The answers are pretty clear from the data in this study:
- LE46 is the best strain to grow on logs.
- 3782 has the highest yielding mushrooms while 3790 can approach similar yields with a larger higher quality mushroom
- There is no correlation between high yielding strains on sawdust and on logs.
Education & Outreach Activities and Participation Summary
Three in person consultations with farmers were conducted. Farmers were shown around the farm, how supplemented blocks are produced and given a summary of the strain trials in progress.
Two tours were given to students from Umass Amherst in the Sustainable food and farming major. These students were introduced to the concept of cultivating mushrooms on logs and given an update on the strain trials, a total of 40 students.

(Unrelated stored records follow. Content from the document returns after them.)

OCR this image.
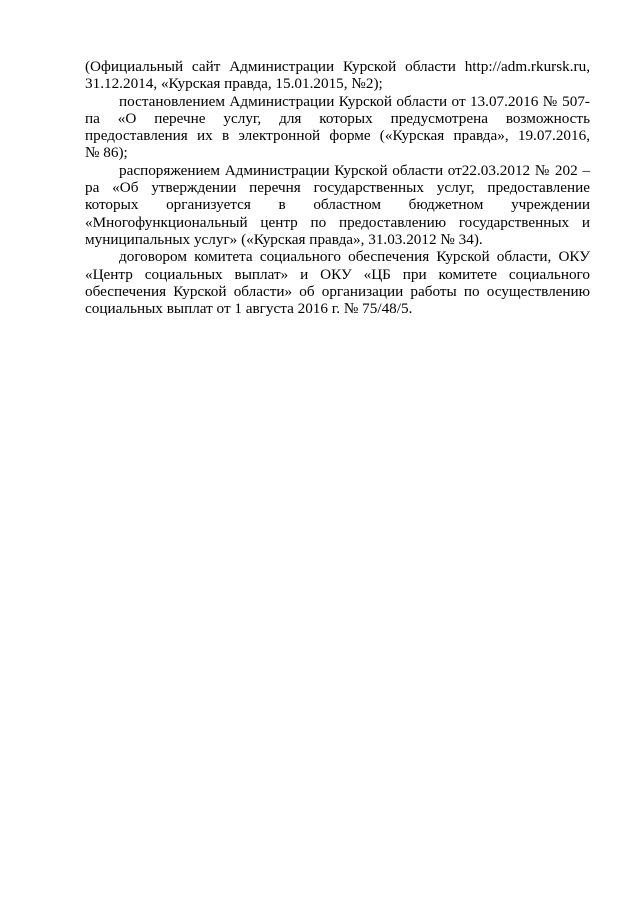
(Официальный сайт Администрации Курской области http://adm.rkursk.ru,
31.12.2014, «Курская правда, 15.01.2015, №2);
постановлением Администрации Курской области от 13.07.2016 № 507-
па «О перечне услуг, для которых предусмотрена возможность
предоставления их в электронной форме («Курская правда», 19.07.2016,
№ 86);
распоряжением Администрации Курской области от22.03.2012 № 202 –
ра «Об утверждении перечня государственных услуг, предоставление
которых организуется в областном бюджетном учреждении
«Многофункциональный центр по предоставлению государственных и
муниципальных услуг» («Курская правда», 31.03.2012 № 34).
договором комитета социального обеспечения Курской области, ОКУ
«Центр социальных выплат» и ОКУ «ЦБ при комитете социального
обеспечения Курской области» об организации работы по осуществлению
социальных выплат от 1 августа 2016 г. № 75/48/5.
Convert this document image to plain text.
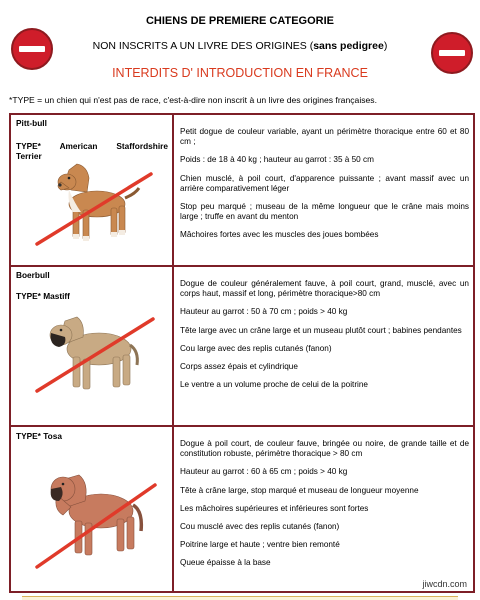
CHIENS DE PREMIERE CATEGORIE
NON INSCRITS A UN LIVRE DES ORIGINES (sans pedigree)
INTERDITS D' INTRODUCTION EN FRANCE
*TYPE = un chien qui n'est pas de race, c'est-à-dire non inscrit à un livre des origines françaises.
Pitt-bull
TYPE* American Staffordshire Terrier

Petit dogue de couleur variable, ayant un périmètre thoracique entre 60 et 80 cm ;

Poids : de 18 à 40 kg ; hauteur au garrot : 35 à 50 cm

Chien musclé, à poil court, d'apparence puissante ; avant massif avec un arrière comparativement léger

Stop peu marqué ; museau de la même longueur que le crâne mais moins large ; truffe en avant du menton

Mâchoires fortes avec les muscles des joues bombées

Boerbull
TYPE* Mastiff

Dogue de couleur généralement fauve, à poil court, grand, musclé, avec un corps haut, massif et long, périmètre thoracique>80 cm

Hauteur au garrot : 50 à 70 cm ; poids > 40 kg

Tête large avec un crâne large et un museau plutôt court ; babines pendantes

Cou large avec des replis cutanés (fanon)

Corps assez épais et cylindrique

Le ventre a un volume proche de celui de la poitrine

TYPE* Tosa

Dogue à poil court, de couleur fauve, bringée ou noire, de grande taille et de constitution robuste, périmètre thoracique > 80 cm

Hauteur au garrot : 60 à 65 cm ; poids > 40 kg

Tête à crâne large, stop marqué et museau de longueur moyenne

Les mâchoires supérieures et inférieures sont fortes

Cou musclé avec des replis cutanés (fanon)

Poitrine large et haute ; ventre bien remonté

Queue épaisse à la base

jiwcdn.com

Three youtube videos were created and shared via facebook on the laying yard, the process of shiitake log inoculation, and showing the different strains fruiting https://www.youtube.com/watch?v=zQGFNiNof7M
Two talks at the NOFA summer conference, in combination attended by 50 people.
One workshop hosted on the farm discussing how to inoculate logs and progress of research, Attended by 30 people.
Guidebook was produced and shared via 5000 person mailing list, facebook, Cornell Mushroom program, and UVM listserv
Strain selection was the key factor that farmers reported a change in knowledge
Guidebook publication also helped to increase awareness, and understanding of specialty mushrooms and the market.
There are two major impacts of this project
- Clear data on what strain to select for both log cultivation and supplemented sawdust cultivation. These proper selections can greatly increase yield for farmers and did for Fungi Ally. By using 3782 for sawdust and 46 for logs we were able to reduce the total amount of labor and achieve higher yields with the same amount of material, infrastructure, and labor costs.
- Publication of the guidebook adds an updated resource for farmers interested in growing specialty mushrooms. This will be further expanded on in SARE LNE19-376
We did answer the questions presented at the beginning of this study. From conversation with growers and replicating the study multiple times we were able to state which strains produce best for individual substrates. We also discovered there is no correlation to a high yielding strain when the substrate changes, there is no easy way to test for high yield on logs without inoculating logs. Through workshops at other farms we also learned of new methods that can be used in log cultivation to decrease incubation time.
I definitely plan to continue growing 46 on logs and either 3782 for 3790 on supplemented sawdust. I encourage all other growers to do so. This information particularly around the yields of le46 are extremely valuable to any grower expanding log cultivation of shiitake. Thats the strain to use if you want high yield!
For additional work 1) substrate formulas could be experimented with.
2) comparing yields between 3 variations of harvest and inoculation of logs. Cut logs in February inoculate in April. Cut logs in October, inoculate in October store inside. Cut logs in October, inoculate in April.